Nei casi più complessi, il veterinario può prescrivere ulteriori accertamenti come radiografie del torace, ecocardiografia ed esami ematologici, utili a stadiare la malattia e definire il percorso terapeutico.
La diagnosi della filariosi nel gatto risulta più complessa rispetto a quella nel cane, dal momento che gli esami del sangue risultano spesso negativi anche in animali infestati. Per confermare il sospetto diagnostico sono pertanto utili l’ecocardiografia e la radiografia del torace.
Come si cura e si previene la filariosi?
Una volta certi della diagnosi, il veterinario individuerà la cura più appropriata. La terapia più diffusa prevede la somministrazione di farmaci che causano la morte del parassita, un metodo efficace che però implica effetti collaterali anche seri. Per questo motivo, negli ultimi anni, alcuni centri specializzati hanno messo a punto delle tecniche mini-invasive: i parassiti adulti presenti nell’animale vengono rimossi mediante sonde e pinze, inserite per via angioscopica.

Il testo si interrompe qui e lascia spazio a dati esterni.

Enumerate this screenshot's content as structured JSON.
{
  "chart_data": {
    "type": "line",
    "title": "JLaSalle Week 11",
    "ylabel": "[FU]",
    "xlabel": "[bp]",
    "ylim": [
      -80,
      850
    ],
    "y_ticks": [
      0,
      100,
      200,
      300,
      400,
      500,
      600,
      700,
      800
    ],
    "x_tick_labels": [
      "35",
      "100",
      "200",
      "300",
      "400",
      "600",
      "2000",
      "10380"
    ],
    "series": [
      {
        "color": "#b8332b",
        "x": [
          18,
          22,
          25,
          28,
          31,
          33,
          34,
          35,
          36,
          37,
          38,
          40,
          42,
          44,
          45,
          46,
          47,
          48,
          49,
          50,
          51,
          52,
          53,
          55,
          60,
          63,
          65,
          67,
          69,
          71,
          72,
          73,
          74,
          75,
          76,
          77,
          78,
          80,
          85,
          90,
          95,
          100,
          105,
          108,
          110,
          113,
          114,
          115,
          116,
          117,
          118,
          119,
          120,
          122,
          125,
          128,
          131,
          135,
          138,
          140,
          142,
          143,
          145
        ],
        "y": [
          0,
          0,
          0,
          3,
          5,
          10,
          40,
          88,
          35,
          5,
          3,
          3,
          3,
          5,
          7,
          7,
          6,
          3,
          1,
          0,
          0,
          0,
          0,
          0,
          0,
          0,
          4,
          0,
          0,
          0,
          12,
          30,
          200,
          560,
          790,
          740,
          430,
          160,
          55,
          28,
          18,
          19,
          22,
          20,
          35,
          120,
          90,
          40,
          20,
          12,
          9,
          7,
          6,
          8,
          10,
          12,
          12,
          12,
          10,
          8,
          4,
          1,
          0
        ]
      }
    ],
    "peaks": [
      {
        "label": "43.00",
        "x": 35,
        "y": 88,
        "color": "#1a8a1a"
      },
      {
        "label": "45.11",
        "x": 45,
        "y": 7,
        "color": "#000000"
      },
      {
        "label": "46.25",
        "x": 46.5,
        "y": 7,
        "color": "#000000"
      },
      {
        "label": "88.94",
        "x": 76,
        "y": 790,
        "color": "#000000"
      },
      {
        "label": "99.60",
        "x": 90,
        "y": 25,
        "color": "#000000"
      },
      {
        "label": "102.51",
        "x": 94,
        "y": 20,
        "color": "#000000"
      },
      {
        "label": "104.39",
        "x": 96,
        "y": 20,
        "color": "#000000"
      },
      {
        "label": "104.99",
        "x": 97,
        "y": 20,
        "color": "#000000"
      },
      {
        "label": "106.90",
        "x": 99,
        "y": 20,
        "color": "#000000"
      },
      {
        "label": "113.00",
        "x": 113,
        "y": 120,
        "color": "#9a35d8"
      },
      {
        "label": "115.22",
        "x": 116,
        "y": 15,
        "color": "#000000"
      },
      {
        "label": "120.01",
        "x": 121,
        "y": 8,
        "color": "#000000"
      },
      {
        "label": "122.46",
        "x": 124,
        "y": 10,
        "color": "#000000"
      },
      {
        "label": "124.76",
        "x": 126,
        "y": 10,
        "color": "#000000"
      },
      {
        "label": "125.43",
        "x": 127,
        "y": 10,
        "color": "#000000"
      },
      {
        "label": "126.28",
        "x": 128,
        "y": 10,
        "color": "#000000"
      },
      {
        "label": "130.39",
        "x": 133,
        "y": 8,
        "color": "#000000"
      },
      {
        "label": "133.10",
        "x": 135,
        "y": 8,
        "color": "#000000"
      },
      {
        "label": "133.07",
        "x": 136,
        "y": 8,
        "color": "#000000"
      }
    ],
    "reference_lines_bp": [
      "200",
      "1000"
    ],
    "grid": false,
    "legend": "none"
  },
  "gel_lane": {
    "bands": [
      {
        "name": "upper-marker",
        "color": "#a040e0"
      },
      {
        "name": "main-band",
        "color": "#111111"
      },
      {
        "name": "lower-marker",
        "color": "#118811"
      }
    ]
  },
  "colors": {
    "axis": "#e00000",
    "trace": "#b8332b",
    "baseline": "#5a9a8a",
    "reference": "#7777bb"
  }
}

Per prevenire l’insorgenza della malattia esistono dei farmaci specifici, che agiscono sui parassiti allo stato larvale, privi di effetti avversi. Il trattamento viene solitamente effettuato da maggio a novembre, mesi in cui gli animali sono maggiormente a rischio, ed è possibile scegliere tra due modalità: l’assunzione di compresse, da ripetere una volta al mese, o iniezione, che agisce per circa sei mesi.
Se si decide di andare in viaggio o in villeggiatura in zone particolarmente a rischio, o se si verificano particolari condizioni climatiche che favoriscono la presenza di zanzare in periodi dell’anno non sospetti, il veterinario potrebbe consigliare una copertura più completa, che comprenda anche i mesi meno caldi.
LE DOMANDE PIÙ FREQUENTI DEI PAZIENTI
Le domande più frequenti dei pazienti
Quanto è pericolosa la filariosi se non viene curata?
Nei casi più severi la filariosi può essere fatale: può accadere che il cane o il gatto muoia improvvisamente, senza che il padrone sia consapevole della malattia. Agire per tempo con una terapia adeguata e, ancor di più, investire sulla prevenzione.
La filariosi si può trasmettere all’uomo?
Esistono due specie di Dirofilaria: la Dirofilaria immitis, responsabile della forma cardiopolmonare, è specifica degli animali e non rappresenta un rischio concreto per l’uomo. La Dirofilaria repens – che causa una forma sottocutanea meno diffusa – può in rari casi interessare anche l’essere umano, ma esclusivamente tramite la puntura di una zanzara infetta, non per contatto diretto con l’animale. Quest’ultimo funge da serbatoio del parassita, non da vettore verso la persona.
La profilassi è necessaria anche per gli animali che vivono in casa?
Sì, le zanzare entrano facilmente negli ambienti domestici. Un cane o un gatto che vive in appartamento può comunque essere punto durante le uscite o all’interno dell’abitazione. Il veterinario è il riferimento corretto per valutare la copertura più adatta.
Come si diagnostica la filariosi?
La diagnosi avviene con un prelievo del sangue tramite ricerca delle microfilarie in circolo o degli antigeni delle femmine adulte.